A Review of the Vagina Monologues

Tyler Alexander
J.D. Candidate 2016, UCI Law

Last year, for our anniversary, my wife Sarah and I attended UCI Law’s production of the Vagina Monologues. I don’t blame you if you don’t believe me. I don’t think Sarah believed me when I first told her that I had bought us tickets. But it really did happen. I got all dressed up and everything. And as I sat in my seat with the playbill, and examined the names of the monologues contained therein, I started to wonder if this had been a good idea.

I was uncomfortable for large portions of the show. Sometimes it was clear that discomfort was what the monologue was designed to evoke. I can appreciate that in art. Life isn’t always pleasant; art need not always be so either. Sometimes the discomfort was more likely caused by my own personal hang-ups. That can be a valuable function of art as well. I laughed more than I thought I would, but I tried not to let anyone see. I sat in silence for a few moments after the lights came back up.

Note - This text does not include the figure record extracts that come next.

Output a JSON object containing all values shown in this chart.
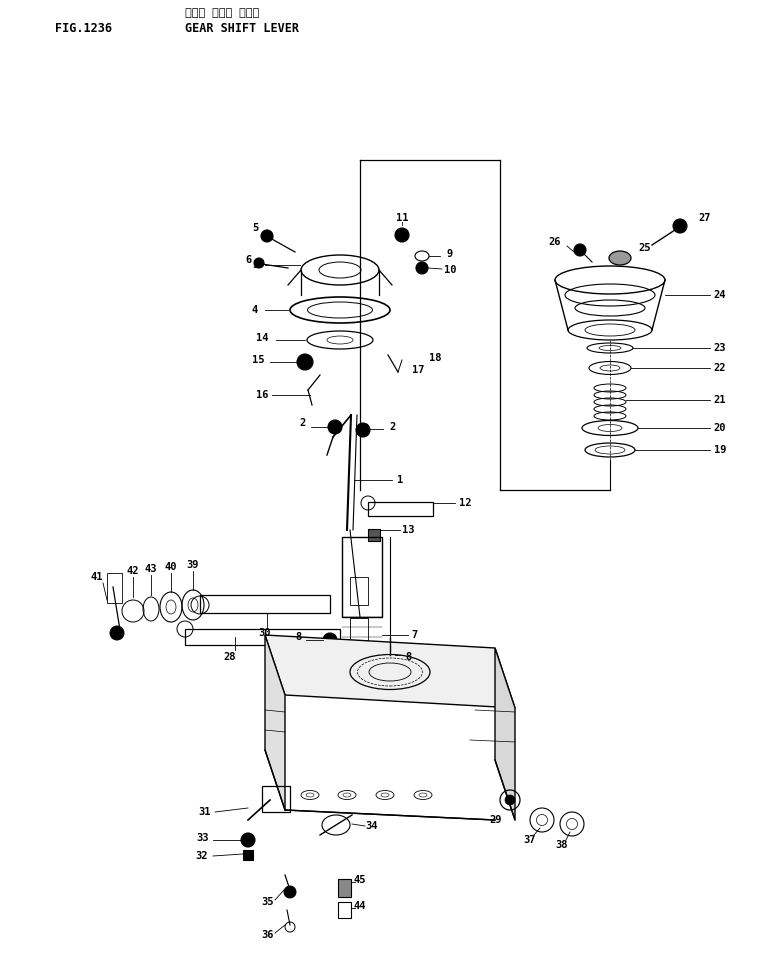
{
  "title_jp": "ギヤー シフト レバー",
  "title_en": "GEAR SHIFT LEVER",
  "fig_number": "FIG.1236",
  "bg_color": "#ffffff",
  "line_color": "#000000"
}
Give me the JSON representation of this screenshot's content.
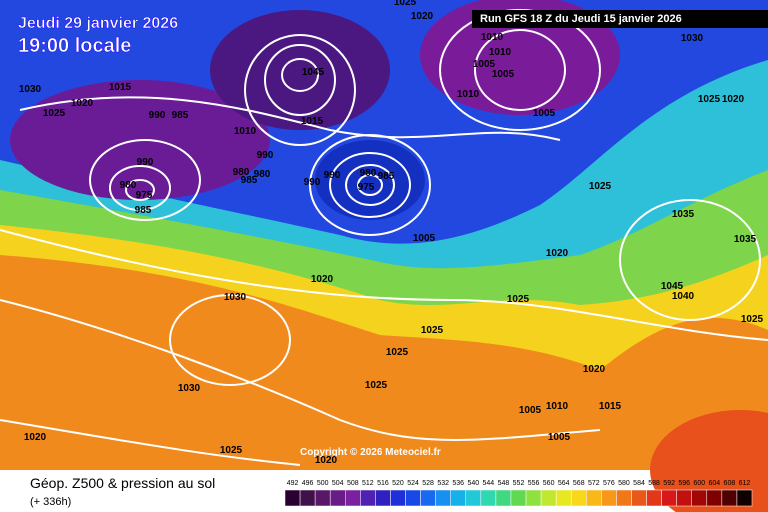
{
  "header": {
    "date": "Jeudi 29 janvier 2026",
    "time": "19:00 locale",
    "run": "Run GFS 18 Z du Jeudi 15 janvier 2026"
  },
  "copyright": "Copyright © 2026 Meteociel.fr",
  "footer": {
    "title": "Géop. Z500 & pression au sol",
    "lead": "(+ 336h)"
  },
  "legend": {
    "ticks": [
      492,
      496,
      500,
      504,
      508,
      512,
      516,
      520,
      524,
      528,
      532,
      536,
      540,
      544,
      548,
      552,
      556,
      560,
      564,
      568,
      572,
      576,
      580,
      584,
      588,
      592,
      596,
      600,
      604,
      608,
      612
    ]
  },
  "isobar_labels": [
    1025,
    1020,
    1030,
    1010,
    1010,
    1005,
    1005,
    1010,
    1005,
    1025,
    1020,
    1030,
    1020,
    1015,
    1025,
    990,
    985,
    1045,
    1015,
    1010,
    990,
    990,
    980,
    975,
    985,
    980,
    985,
    980,
    990,
    990,
    980,
    985,
    975,
    1005,
    1025,
    1035,
    1035,
    1020,
    1020,
    1030,
    1025,
    1045,
    1040,
    1025,
    1025,
    1025,
    1025,
    1030,
    1020,
    1005,
    1010,
    1015,
    1020,
    1025,
    1005,
    1020
  ]
}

I wasn’t sure exactly what I thought about what I had just witnessed. A year later I’m still not entirely sure.

On the car ride back home, Sarah and I couldn’t stop talking about the play. Sarah explained that the Angry Vagina monologue was something that only a woman could truly appreciate. I mentioned that the lack of positive examples of male-female relationships had made me feel that the show wanted to exclude me from the conversation. I don’t think I’ve said the word “vagina” more times in a single evening before or since. With as busy as 1L had been, Sarah and I both enjoyed the chance to have a conversation that wasn’t about work or school or family obligations. That was a pretty great anniversary present.

I do not know if I would recommend the Vagina Monologues as a date night, at least not early in a relationship. I would, however, recommend that men go see it. Everyone should be a part of this conversation. We all have women in our lives that we care about: mothers, sisters, aunts, wives, girlfriends, teachers, and coworkers. And the unfortunate reality is that many of those women will be or have been the victims of sexual violence. The women of UCI Law who put on the Vagina Monologues each year are not willing to accept that reality quietly. You shouldn’t be willing to either. Go support the Vagina Monologues. Go support the fight to end violence against women. You owe it to the women that you love. At the very least, it will give you something to talk about.